Gillespie argued that the absence of a clinically recognized diagnosis related to exposure to industrial wind turbines does not diminish the harm his witnesses have endured, and continue to endure. He suggested the willingness of these witnesses to come forward, to share their experiences in this hearing and to be subjected to intense cross-examination by both MOE and developer’s lawyers made them both credible and compelling.
He argued that it is only the mechanism of the harm inflicted on people that continues to elude diagnosis. It is not responsible, he suggested, to allow industrial wind turbines to be erected with existing setbacks, knowing that humans will be affected—if not precisely how.
Panel member Robert Wright asked whether the fact the project was to be built on Crown Land—accessible by the public—posed additional constraints upon the project.
Gilead’s lawyer Cruz said the legislation makes no extra demand upon Crown Land. APPEC’s appeal didn’t look at issues of ice throw, blade breakage or tower fire or collapse hazard, focusing instead on the long-term health impacts. Should the ERT panel decide to uphold the appeal, it may be the issue related to Crown Land that gives them pause.
THREATS TO NATURE
In final arguments, over the risks of environmental damage much of the debate dealt with the quality of the field reports prepared in support of the project. Gilead’s co-lead lawyer Doug Hamilton argued that issues over field reports were irrelevant the project because Gilead was compelled to operate industrial wind turbine plant within the provisions of the Renewable Energy Approval. Gillespie countered that if the reports were irrelevant—Gilead couldn’t rely on them to make its case.

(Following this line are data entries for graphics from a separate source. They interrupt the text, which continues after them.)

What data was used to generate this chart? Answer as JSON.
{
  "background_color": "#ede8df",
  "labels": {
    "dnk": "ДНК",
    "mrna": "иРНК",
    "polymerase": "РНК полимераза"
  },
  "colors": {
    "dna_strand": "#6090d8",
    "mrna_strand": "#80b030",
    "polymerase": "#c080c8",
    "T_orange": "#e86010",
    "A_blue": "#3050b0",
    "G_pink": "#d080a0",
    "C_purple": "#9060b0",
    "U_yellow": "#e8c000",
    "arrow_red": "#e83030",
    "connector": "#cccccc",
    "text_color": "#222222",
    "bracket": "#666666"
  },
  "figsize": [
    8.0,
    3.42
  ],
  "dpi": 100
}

Hamilton noted that the legal test in the Green Energy Act requires Gillespie to prove harm will be done by this development and mitigations efforts won’t reverse the damage. Yet Gilead’s own expert witness, Dr. Doug Larsen, was skeptical that restoration efforts would actually work. Gillespie argued that this admission put the onus back on Gilead to prove they could undo the environmental destruction the project would inflict on this natural habitat and the species within it.
SERIOUS AND IRREVERSIBLE HARM
Then it was onto a debate about how much geography is implied in the appellant’s requirement to show serious and irreversible harm. Gillespie and PECFN would like to see this narrowly defined to the proposed property.
ERT member Robert Wright wanted clarification on the term “regional”. The MOE’s Sylvia Davis answered that in her view it was larger than Ostrander Point and smaller than the province.
It is a key question. This is because all sides acknowledge that the project will create havoc upon the project site—likely evicting species at risk and forcing them further afield. So does the obligation by PECFN to show serious and irreversible harm mean they have to demonstrate the total destruction of the species? Or just at Ostrander Point? Or some other, yet to be defined, region?
Gillespie argued the both the size of the project area and its “measurable impact on a species in decline,” had to be considered together—that the panel couldn’t just look at the impact on this bit of land but rather the impact on the species. Hamilton countered that it depends on range and vulnerability of the species.
Perhaps one of the more bizarre—yet for many who sat through the hearings, oddly typical—exchanges began as panel member Heather Gibbs asked about the developer’s Draft Alvar Management Plan. It was already established in the hearing that the shallow soil hard scrabble land at Ostrander Point is rare and possesses unique characteristics. And that these characteristics lend themselves to the nesting needs of certain specific species such as the Blanding’s Turtle and the whippoorwill.
Thus it is critical to understand how these species are to be accommodated, since they can’t simply go elsewhere. Gibbs wanted to know how we would know that the draft plan worked.
Sylvia Davis, said she and the ERT panel had to assume the plan would work.
Gillespie pointed to the higher-than-expected bird mortality being experienced on Wolfe Island as evidence of inadequacy of developer-driven mitigation measures.